Revista Bárbara - Abril/2010
 



 
 
Maitê é proeza. Articulada, enérgica e de múltiplos talentos, é bem-sucedida na tv, no cinema, no teatro, na escrita. E ainda por cima, linda de morrer.








Por Taís Lambert
Fotos Marcelo Faustini

Copacabana não estava pelando sob 40 e poucos graus naquele dia, mas o que estava por vir era quente, muito quente. Uma semana antes de embarcar para o Haiti, Maitê Proença abriu a porta de seu apartamento para o ensaio de BARBARA, falou sobre a estreia de sua peça neste mês em São Paulo; sobre sua personagem, Stela, em Passione (de Silvio de Abreu), a nova novela das 20h, que substituirá Viver a Vida em 26 de abril e ainda sobre família, política, relacionamento e a mulher contemporânea.
Falar de Maitê não é tarefa das mais fáceis. Fica-se ziguezagueando sobre os fatos com aquela contínua e incômoda sensação de que não há espaço em seis páginas - ou em 30, ou em 580 - para contar a surpreendente e intrincada trama de sua vida. Trama sim, porque é tão alinhavada por idas e vindas, descobertas, perdas e reencontros, sobretudo consigo mesma, que nem a fictícia parceria de Silvio de Abreu e do escritor Nelson Rodrigues daria conta. Em 2008, a atriz escreveu seu segundo livro, Uma Vida Inventada - Memórias Trocadas e Outras Histórias (Editora Agir, R$ 29,90), no qual misturou ficção e histórias reais de sua vida.

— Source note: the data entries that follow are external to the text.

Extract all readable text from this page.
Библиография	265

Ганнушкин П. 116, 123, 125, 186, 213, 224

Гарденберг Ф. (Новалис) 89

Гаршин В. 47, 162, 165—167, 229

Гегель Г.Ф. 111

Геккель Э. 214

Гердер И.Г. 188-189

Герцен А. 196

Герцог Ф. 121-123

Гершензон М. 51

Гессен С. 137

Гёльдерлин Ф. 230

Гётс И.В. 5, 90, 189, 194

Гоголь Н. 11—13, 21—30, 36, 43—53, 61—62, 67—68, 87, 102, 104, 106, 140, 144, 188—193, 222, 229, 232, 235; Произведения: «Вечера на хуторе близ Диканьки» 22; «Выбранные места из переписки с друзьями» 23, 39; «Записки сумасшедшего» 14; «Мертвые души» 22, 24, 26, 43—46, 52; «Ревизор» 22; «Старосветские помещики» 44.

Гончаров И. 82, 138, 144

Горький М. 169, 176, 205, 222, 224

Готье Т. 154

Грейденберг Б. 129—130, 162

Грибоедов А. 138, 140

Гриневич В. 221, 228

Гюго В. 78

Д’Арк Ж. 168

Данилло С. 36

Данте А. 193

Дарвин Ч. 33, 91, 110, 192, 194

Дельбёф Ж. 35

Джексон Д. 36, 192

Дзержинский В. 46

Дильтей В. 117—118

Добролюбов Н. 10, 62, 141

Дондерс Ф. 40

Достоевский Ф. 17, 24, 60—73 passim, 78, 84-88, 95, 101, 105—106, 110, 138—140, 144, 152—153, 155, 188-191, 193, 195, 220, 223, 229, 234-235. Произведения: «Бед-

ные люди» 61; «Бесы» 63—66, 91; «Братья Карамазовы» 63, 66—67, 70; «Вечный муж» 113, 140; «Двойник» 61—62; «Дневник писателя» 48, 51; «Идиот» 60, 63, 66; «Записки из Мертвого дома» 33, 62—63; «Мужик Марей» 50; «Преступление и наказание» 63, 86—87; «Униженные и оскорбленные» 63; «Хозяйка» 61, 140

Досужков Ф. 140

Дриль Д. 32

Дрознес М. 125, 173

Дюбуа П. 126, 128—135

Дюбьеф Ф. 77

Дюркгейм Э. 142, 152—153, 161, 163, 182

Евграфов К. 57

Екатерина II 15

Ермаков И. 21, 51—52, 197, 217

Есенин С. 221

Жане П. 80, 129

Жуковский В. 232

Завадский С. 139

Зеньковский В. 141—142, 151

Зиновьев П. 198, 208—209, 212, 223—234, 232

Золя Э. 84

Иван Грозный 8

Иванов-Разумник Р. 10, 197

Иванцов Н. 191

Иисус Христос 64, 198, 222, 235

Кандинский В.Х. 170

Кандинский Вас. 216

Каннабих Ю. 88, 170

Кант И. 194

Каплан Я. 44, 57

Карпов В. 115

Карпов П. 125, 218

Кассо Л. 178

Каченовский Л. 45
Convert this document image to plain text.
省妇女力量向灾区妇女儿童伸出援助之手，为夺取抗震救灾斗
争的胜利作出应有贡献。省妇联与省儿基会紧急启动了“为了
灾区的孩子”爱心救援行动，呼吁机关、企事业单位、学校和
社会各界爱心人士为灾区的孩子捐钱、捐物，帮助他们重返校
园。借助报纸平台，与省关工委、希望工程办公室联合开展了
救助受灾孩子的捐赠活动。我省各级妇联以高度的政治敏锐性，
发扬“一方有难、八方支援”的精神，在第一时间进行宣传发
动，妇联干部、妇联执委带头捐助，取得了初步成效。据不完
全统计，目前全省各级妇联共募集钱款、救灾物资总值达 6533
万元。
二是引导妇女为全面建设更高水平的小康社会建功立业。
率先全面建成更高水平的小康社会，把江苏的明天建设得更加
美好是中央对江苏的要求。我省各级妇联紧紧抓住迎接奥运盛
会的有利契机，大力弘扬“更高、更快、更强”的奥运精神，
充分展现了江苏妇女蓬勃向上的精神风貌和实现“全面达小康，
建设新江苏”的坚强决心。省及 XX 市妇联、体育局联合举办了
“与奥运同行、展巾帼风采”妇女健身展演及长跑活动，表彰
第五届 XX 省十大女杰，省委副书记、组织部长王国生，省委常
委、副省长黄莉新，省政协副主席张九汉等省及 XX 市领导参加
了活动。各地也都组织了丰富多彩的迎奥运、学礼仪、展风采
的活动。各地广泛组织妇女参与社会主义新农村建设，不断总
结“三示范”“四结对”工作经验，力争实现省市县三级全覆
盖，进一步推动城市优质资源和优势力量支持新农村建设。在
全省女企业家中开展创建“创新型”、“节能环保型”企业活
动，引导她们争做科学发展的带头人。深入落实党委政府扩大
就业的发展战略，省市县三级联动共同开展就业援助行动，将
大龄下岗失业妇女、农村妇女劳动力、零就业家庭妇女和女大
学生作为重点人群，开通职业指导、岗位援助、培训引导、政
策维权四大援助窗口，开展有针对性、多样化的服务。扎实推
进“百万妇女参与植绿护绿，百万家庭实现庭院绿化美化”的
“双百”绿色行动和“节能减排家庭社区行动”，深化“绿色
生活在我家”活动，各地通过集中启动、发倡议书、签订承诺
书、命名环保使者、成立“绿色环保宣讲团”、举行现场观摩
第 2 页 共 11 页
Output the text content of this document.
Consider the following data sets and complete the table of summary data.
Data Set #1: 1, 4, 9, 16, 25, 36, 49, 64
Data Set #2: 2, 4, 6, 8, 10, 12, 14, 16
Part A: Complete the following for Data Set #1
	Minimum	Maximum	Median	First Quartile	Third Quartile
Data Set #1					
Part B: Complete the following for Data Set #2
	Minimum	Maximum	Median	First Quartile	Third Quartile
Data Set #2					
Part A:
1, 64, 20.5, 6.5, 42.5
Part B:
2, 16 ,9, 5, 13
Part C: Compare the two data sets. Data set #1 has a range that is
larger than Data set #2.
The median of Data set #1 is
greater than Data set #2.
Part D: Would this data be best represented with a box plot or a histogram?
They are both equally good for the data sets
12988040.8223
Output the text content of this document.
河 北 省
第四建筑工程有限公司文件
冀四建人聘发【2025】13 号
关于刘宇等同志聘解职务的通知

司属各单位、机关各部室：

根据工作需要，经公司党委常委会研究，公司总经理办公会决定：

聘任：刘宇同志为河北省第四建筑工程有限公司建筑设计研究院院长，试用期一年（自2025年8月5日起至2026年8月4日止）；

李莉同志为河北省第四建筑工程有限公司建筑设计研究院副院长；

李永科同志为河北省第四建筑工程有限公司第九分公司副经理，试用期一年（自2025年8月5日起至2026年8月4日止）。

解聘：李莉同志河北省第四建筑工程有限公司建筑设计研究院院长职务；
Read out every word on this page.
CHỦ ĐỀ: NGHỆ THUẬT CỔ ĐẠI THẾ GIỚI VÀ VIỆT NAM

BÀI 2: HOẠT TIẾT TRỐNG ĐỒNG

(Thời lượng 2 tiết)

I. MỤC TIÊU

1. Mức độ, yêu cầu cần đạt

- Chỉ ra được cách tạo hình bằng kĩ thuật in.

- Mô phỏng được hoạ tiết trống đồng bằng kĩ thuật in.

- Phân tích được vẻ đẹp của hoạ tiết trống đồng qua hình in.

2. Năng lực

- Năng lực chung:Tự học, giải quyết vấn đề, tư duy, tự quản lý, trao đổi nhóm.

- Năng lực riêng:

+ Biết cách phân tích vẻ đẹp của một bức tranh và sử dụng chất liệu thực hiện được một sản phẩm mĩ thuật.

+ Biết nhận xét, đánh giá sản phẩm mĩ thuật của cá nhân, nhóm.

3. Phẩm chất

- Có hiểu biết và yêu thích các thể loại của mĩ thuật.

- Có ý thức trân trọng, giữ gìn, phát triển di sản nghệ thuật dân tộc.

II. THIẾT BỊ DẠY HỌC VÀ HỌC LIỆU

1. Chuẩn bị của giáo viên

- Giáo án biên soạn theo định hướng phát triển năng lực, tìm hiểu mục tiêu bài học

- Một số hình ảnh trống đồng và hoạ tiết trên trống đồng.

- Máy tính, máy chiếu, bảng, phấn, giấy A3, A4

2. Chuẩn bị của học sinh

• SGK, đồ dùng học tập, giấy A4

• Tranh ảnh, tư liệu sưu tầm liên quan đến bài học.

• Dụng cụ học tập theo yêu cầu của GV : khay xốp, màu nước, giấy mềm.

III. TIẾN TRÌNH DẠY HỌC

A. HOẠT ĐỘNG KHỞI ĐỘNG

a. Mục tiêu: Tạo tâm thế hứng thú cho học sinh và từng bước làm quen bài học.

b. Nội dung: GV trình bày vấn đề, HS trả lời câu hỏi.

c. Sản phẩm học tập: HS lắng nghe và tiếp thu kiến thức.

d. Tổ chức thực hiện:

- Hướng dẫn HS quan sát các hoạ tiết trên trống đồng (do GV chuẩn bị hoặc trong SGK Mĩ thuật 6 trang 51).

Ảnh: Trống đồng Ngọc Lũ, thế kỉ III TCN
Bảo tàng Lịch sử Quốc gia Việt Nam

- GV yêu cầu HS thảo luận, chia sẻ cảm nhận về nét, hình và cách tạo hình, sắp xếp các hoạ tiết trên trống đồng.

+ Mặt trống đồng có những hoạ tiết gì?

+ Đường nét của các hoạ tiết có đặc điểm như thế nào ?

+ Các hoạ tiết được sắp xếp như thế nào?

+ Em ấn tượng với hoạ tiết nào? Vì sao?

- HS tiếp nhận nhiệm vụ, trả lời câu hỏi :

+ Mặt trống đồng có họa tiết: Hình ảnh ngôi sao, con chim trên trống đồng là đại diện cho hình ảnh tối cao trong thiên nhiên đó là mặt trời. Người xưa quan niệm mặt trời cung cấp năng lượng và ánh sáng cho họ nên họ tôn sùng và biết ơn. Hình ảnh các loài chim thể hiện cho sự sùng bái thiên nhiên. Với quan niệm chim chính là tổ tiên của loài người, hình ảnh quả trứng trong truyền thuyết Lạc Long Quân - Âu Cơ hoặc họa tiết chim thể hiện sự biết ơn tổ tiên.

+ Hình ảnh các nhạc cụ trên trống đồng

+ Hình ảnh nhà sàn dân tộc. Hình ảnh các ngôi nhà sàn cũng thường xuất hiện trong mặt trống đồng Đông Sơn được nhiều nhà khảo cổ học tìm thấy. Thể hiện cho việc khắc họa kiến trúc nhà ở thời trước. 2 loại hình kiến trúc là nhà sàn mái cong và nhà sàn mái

É a um trecho do livro que recorro:
"Passei anos trancada num lugar sem sentimentos que inventei para sobreviver. Eu tinha 12 quando minha mãe morreu e o mundo se desfez. Meu pai, que a matou no auge de um ódio pelo amor que sentia, foi cuidar de si. Meu irmão mais velho, que já havia se afastado de casa onde as coisas não andavam mesmo muito divertidas, só dava notícias de seis em seis meses. Ficou um irmão pequeno de sete anos - minha família - pra cuidar. Como o mar não estava pra peixe, resolvi submergir para águas profundas onde ninguém me veria rearrumar o caos que se instalara por dentro e por fora de tudo - e por ali fui levando enquanto a vida seguia como dava."
Aos 52 anos, completados no final de janeiro a atriz e escritora é mãe de Maria Proença Marinho, de 19 anos e namora o diretor de marketing Alexandre Colombo. Engajada, divertida e com mil afazeres neste ano de gravação - e nesta encarnação, sejamos mais justos - ela nos proporcionou o fino deleite de um bom bate-papo.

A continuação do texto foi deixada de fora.